Além desses, Brasília recebeu Luiz Carlos da Rocha, o “Cabeça Branca”, responsável por um vasto esquema de tráfico internacional de cocaína, desarticulado pela maior operação da Polícia Federal contra o narcotráfico. O italiano Rocco Morabito, líder da máfia calabresa Ndrangheta, também passou pela penitenciária federal antes de ser extraditado para a Itália em 2022. Com 75 presos sob rigoroso esquema de segurança, segundo a Secretaria Nacional de Políticas Penais (Senappen), o sistema impõe medidas drásticas como comunicações restritas a parlatórios ou videoconferências, revistas constantes e monitoramento 24 horas por câmeras transmitidas ao vivo. Opino que essa rigidez, embora burocrática e potencialmente geradora de efeitos colaterais, como destacado por especialistas como Medina Osório, é um mal necessário para conter o poderio financeiro e bélico dessas organizações, evitando que lideranças presas continuem orquestrando crimes de dentro das celas.

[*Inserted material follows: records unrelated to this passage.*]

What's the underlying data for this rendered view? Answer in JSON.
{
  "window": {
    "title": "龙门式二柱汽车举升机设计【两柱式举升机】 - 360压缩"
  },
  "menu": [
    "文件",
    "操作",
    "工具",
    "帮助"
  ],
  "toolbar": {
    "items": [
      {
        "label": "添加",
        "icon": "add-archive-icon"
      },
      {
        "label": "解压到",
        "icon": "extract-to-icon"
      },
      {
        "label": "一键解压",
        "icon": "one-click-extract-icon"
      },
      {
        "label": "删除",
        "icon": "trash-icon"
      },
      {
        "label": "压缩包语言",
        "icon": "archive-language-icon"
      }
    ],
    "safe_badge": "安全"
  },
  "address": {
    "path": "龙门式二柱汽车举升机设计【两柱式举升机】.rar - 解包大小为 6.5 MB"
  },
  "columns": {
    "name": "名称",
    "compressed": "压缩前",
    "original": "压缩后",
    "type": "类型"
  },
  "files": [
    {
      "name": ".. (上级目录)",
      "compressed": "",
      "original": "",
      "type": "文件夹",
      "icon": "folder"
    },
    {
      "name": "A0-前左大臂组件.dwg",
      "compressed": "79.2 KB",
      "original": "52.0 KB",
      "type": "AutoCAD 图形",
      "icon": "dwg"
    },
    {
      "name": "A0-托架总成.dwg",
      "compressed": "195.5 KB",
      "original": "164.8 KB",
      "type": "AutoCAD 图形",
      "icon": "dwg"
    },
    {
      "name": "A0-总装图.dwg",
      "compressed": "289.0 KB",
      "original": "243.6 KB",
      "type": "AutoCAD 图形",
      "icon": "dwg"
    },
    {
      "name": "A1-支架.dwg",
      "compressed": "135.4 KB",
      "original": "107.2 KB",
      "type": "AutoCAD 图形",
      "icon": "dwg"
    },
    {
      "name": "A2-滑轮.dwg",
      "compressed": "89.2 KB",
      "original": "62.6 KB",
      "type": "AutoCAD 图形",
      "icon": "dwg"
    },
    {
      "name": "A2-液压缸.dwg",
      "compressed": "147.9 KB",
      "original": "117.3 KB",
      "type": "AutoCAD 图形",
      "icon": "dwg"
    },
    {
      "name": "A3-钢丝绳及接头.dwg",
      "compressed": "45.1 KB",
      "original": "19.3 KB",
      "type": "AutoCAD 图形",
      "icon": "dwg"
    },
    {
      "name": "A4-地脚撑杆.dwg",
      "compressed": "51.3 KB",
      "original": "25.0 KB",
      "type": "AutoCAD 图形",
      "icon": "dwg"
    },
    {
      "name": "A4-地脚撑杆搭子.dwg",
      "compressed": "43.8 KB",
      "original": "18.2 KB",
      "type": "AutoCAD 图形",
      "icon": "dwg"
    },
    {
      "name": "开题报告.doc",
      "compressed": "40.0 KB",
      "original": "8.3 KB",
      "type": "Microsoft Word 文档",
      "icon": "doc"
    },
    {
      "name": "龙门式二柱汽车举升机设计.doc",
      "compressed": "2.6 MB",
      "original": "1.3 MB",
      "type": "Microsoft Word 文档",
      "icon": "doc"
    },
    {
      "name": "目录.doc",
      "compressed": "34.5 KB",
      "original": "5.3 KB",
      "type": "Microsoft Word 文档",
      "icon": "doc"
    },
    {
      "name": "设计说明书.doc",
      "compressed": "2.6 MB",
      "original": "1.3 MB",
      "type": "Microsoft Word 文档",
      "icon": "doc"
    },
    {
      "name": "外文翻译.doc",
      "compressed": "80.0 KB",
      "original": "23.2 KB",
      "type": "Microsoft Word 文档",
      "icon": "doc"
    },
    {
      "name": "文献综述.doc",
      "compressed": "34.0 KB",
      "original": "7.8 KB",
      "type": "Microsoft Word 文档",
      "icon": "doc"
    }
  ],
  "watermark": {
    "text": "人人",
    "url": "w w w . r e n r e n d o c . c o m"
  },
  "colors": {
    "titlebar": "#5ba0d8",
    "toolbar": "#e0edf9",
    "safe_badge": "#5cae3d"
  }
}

No Distrito Federal, o sucesso no sufocamento das facções criminosas é evidente, com quase duas décadas de estratégias que impediram sua expansão territorial e econômica. A Secretaria de Segurança Pública (SSP/DF) enfatiza o monitoramento integrado, relatórios semanais e investimentos em capacitação e tecnologia, aliados a operações conjuntas com a Polícia Federal e tropas especializadas como ROTAM e BOPE. A baixa corrupção e a cooperação interinstitucional criam uma ambiência de segurança única entre as capitais brasileiras. Em minha opinião neutra, esse modelo não só valida o SPF como uma válvula de contenção, mas também posiciona Brasília como um exemplo de como inteligência e isolamento podem desmantelar redes criminosas, desde que aplicados com critério para evitar abusos. No primeiro semestre de 2025, oito novos presos ingressaram na unidade, reforçando sua função estratégica.